S. James Ellis
 

A storytelling night at Mezrab. Photo by Alborz Sahebdivani.

Thanks for stopping by.

Everything I do now is a result of what came before. If you’re interested, the below is a narration of what primarily links the beginning to the present.


My grandfather’s lessons laid the groundworks: dexterity, ingenuity, and fairness.

A repairman with a wide range of self-taught skills, he taught me to take something apart to the most granular level and inspect every component. Switch things out for better parts; find simpler but more effective ways in which they could interoperate; improve and refinish for a better end product. At every turn, make sure each function is fairly attended to, and all business conducted along the way is resolved to zero.


I then spent 6 years doing broadcast journalism in the United States Air Force.

Across three stations on three different continents, I was put in charge of various units, projects, and personnel. In many of these cases, success was pivotal and the consequences of failure were, while not life-and-death, significant.

Some of these involved many moving parts: live-streaming (the old-fashioned way, meaning lots of tangled cables and delicate camerawork) a special operator’s graduation ceremony for his terminally ill father across the country; coordinating with Space Command to reposition a satellite to capture imagery for a schematic analysis of an air base; ensuring our crisis response protocols in the event of a nuclear or ballistic attack were comprehensible, effective, and compatible with other units’.


Many of these skills became useful during my time as a Marie-Curie PhD Fellow at Radboud University

and an industry consultant at Atos.

The emphasis of my research is on the socio-political dynamics at play in high-tech, collaborative business ecosystems. This includes looking at ways in which companies can leverage their legitimacy and reputation to enlist the partnership of others for joint endeavors; gaining an understanding of the micro-actions company managers can take to gain an advantageous, strategic position ahead of industry-led standardization; and how companies can fairly optimize their business approaches for engagement in emerging markets. More information about our project, including funding sources and research outputs, can be found on our website.

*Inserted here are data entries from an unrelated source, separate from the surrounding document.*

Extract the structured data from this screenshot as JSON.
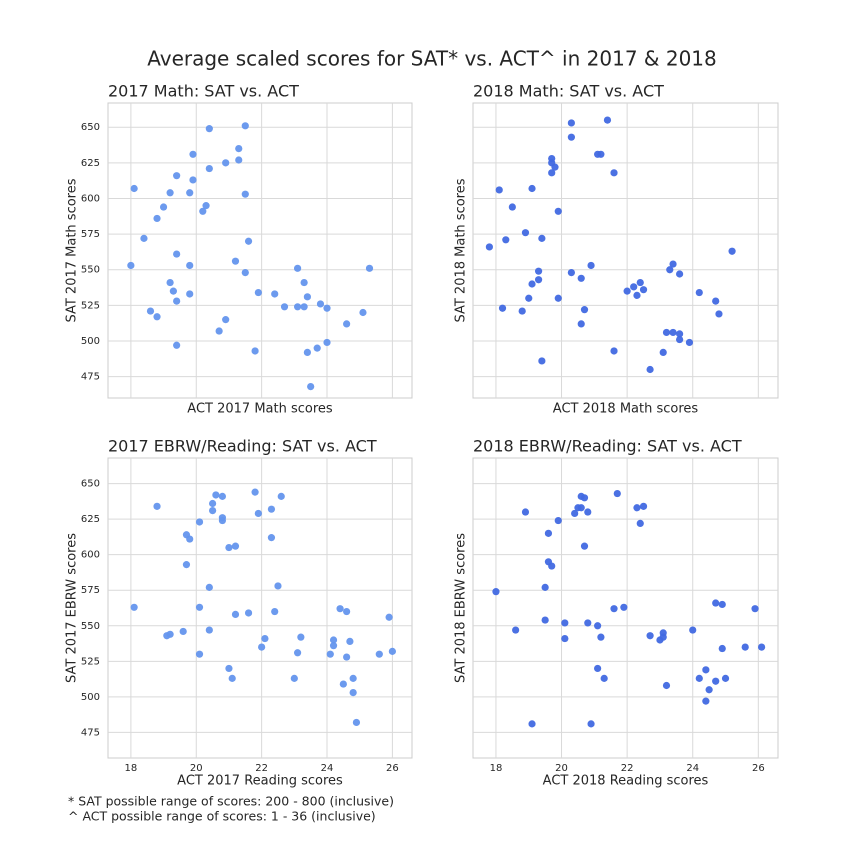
{
  "title": "Average scaled scores for SAT* vs. ACT^ in 2017 & 2018",
  "notes": [
    "* SAT possible range of scores: 200 - 800 (inclusive)",
    "^ ACT possible range of scores: 1 - 36 (inclusive)"
  ],
  "chart_data": [
    {
      "type": "scatter",
      "title": "2017 Math: SAT vs. ACT",
      "x_label": "ACT 2017 Math scores",
      "y_label": "SAT 2017 Math scores",
      "color": "#6495ed",
      "grid": true,
      "xtick_labels": false,
      "ytick_labels": true,
      "xlim": [
        17.3,
        26.6
      ],
      "ylim": [
        460,
        667
      ],
      "xticks": [
        18,
        20,
        22,
        24,
        26
      ],
      "yticks": [
        475,
        500,
        525,
        550,
        575,
        600,
        625,
        650
      ],
      "x": [
        18.0,
        18.1,
        18.4,
        18.6,
        18.8,
        18.8,
        19.0,
        19.2,
        19.2,
        19.3,
        19.4,
        19.4,
        19.4,
        19.4,
        19.8,
        19.8,
        19.8,
        19.9,
        19.9,
        20.2,
        20.3,
        20.4,
        20.4,
        20.7,
        20.9,
        20.9,
        21.2,
        21.3,
        21.3,
        21.5,
        21.5,
        21.5,
        21.6,
        21.8,
        21.9,
        22.4,
        22.7,
        23.1,
        23.1,
        23.3,
        23.3,
        23.4,
        23.4,
        23.5,
        23.7,
        23.8,
        24.0,
        24.0,
        24.6,
        25.1,
        25.3
      ],
      "values": [
        553,
        607,
        572,
        521,
        517,
        586,
        594,
        604,
        541,
        535,
        616,
        561,
        528,
        497,
        604,
        553,
        533,
        631,
        613,
        591,
        595,
        649,
        621,
        507,
        515,
        625,
        556,
        635,
        627,
        651,
        603,
        548,
        570,
        493,
        534,
        533,
        524,
        524,
        551,
        541,
        524,
        531,
        492,
        468,
        495,
        526,
        523,
        499,
        512,
        520,
        551
      ]
    },
    {
      "type": "scatter",
      "title": "2018 Math: SAT vs. ACT",
      "x_label": "ACT 2018 Math scores",
      "y_label": "SAT 2018 Math scores",
      "color": "#4169e1",
      "grid": true,
      "xtick_labels": false,
      "ytick_labels": false,
      "xlim": [
        17.3,
        26.6
      ],
      "ylim": [
        460,
        667
      ],
      "xticks": [
        18,
        20,
        22,
        24,
        26
      ],
      "yticks": [
        475,
        500,
        525,
        550,
        575,
        600,
        625,
        650
      ],
      "x": [
        17.8,
        18.1,
        18.2,
        18.3,
        18.5,
        18.8,
        18.9,
        19.0,
        19.1,
        19.1,
        19.3,
        19.3,
        19.4,
        19.4,
        19.7,
        19.7,
        19.7,
        19.8,
        19.9,
        19.9,
        20.3,
        20.3,
        20.3,
        20.6,
        20.6,
        20.7,
        20.9,
        21.1,
        21.2,
        21.4,
        21.6,
        21.6,
        22.0,
        22.2,
        22.3,
        22.5,
        22.7,
        22.4,
        23.1,
        23.2,
        23.3,
        23.4,
        23.4,
        23.6,
        23.6,
        23.6,
        23.9,
        24.2,
        24.7,
        24.8,
        25.2
      ],
      "values": [
        566,
        606,
        523,
        571,
        594,
        521,
        576,
        530,
        540,
        607,
        549,
        543,
        572,
        486,
        628,
        618,
        625,
        622,
        530,
        591,
        653,
        643,
        548,
        544,
        512,
        522,
        553,
        631,
        631,
        655,
        618,
        493,
        535,
        538,
        532,
        536,
        480,
        541,
        492,
        506,
        550,
        554,
        506,
        547,
        505,
        501,
        499,
        534,
        528,
        519,
        563
      ]
    },
    {
      "type": "scatter",
      "title": "2017 EBRW/Reading: SAT vs. ACT",
      "x_label": "ACT 2017 Reading scores",
      "y_label": "SAT 2017 EBRW scores",
      "color": "#6495ed",
      "grid": true,
      "xtick_labels": true,
      "ytick_labels": true,
      "xlim": [
        17.3,
        26.6
      ],
      "ylim": [
        457,
        668
      ],
      "xticks": [
        18,
        20,
        22,
        24,
        26
      ],
      "yticks": [
        475,
        500,
        525,
        550,
        575,
        600,
        625,
        650
      ],
      "x": [
        18.1,
        18.8,
        19.1,
        19.2,
        19.6,
        19.7,
        19.7,
        19.8,
        20.1,
        20.1,
        20.1,
        20.4,
        20.4,
        20.5,
        20.5,
        20.6,
        20.8,
        20.8,
        20.8,
        21.0,
        21.0,
        21.1,
        21.2,
        21.2,
        21.6,
        21.8,
        21.9,
        22.0,
        22.1,
        22.3,
        22.3,
        22.4,
        22.5,
        22.6,
        23.0,
        23.1,
        23.2,
        24.1,
        24.2,
        24.2,
        24.4,
        24.5,
        24.6,
        24.6,
        24.7,
        24.8,
        24.8,
        24.9,
        25.6,
        25.9,
        26.0
      ],
      "values": [
        563,
        634,
        543,
        544,
        546,
        614,
        593,
        611,
        563,
        530,
        623,
        577,
        547,
        636,
        631,
        642,
        641,
        626,
        624,
        605,
        520,
        513,
        606,
        558,
        559,
        644,
        629,
        535,
        541,
        632,
        612,
        560,
        578,
        641,
        513,
        531,
        542,
        530,
        540,
        536,
        562,
        509,
        560,
        528,
        539,
        513,
        503,
        482,
        530,
        556,
        532
      ]
    },
    {
      "type": "scatter",
      "title": "2018 EBRW/Reading: SAT vs. ACT",
      "x_label": "ACT 2018 Reading scores",
      "y_label": "SAT 2018 EBRW scores",
      "color": "#4169e1",
      "grid": true,
      "xtick_labels": true,
      "ytick_labels": false,
      "xlim": [
        17.3,
        26.6
      ],
      "ylim": [
        457,
        668
      ],
      "xticks": [
        18,
        20,
        22,
        24,
        26
      ],
      "yticks": [
        475,
        500,
        525,
        550,
        575,
        600,
        625,
        650
      ],
      "x": [
        18.0,
        18.6,
        18.9,
        19.1,
        19.5,
        19.5,
        19.6,
        19.6,
        19.7,
        19.9,
        20.1,
        20.1,
        20.4,
        20.5,
        20.6,
        20.6,
        20.7,
        20.7,
        20.8,
        20.8,
        20.9,
        21.1,
        21.1,
        21.2,
        21.3,
        21.6,
        21.7,
        21.9,
        22.3,
        22.4,
        22.5,
        22.7,
        23.0,
        23.1,
        23.1,
        23.2,
        24.0,
        24.2,
        24.4,
        24.4,
        24.5,
        24.7,
        24.7,
        24.9,
        24.9,
        25.0,
        25.6,
        25.9,
        26.1
      ],
      "values": [
        574,
        547,
        630,
        481,
        554,
        577,
        615,
        595,
        592,
        624,
        552,
        541,
        629,
        633,
        633,
        641,
        640,
        606,
        630,
        552,
        481,
        550,
        520,
        542,
        513,
        562,
        643,
        563,
        633,
        622,
        634,
        543,
        540,
        545,
        542,
        508,
        547,
        513,
        519,
        497,
        505,
        566,
        511,
        565,
        534,
        513,
        535,
        562,
        535
      ]
    }
  ]
}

I have also collaborated with Drone Industry Insights: first in 2018 as a researcher tasked with understanding the use of (civilian) UAVs in Sub-Saharan Africa, and now building a spinoff company that I’ll soon be able to detail publicly.

 

Some things I picked up along the way include:

Functional German.

My B.A. in Mass Communications and Media Studies at the Walter Cronkite School of Journalism at Arizona State University, because I believe media literacy is where we as a society have the most ground to cover this century.

My M.A. in Globalization and Development Studies at Maastricht University, where I researched how South African farmers use drones in their work. I wrote about the results of this research in a chapter of Louise Jupp’s Professional Drone 1, which can be found on Amazon here.

My PADI open water and nitrox SCUBA certifications, and my private pilot’s license.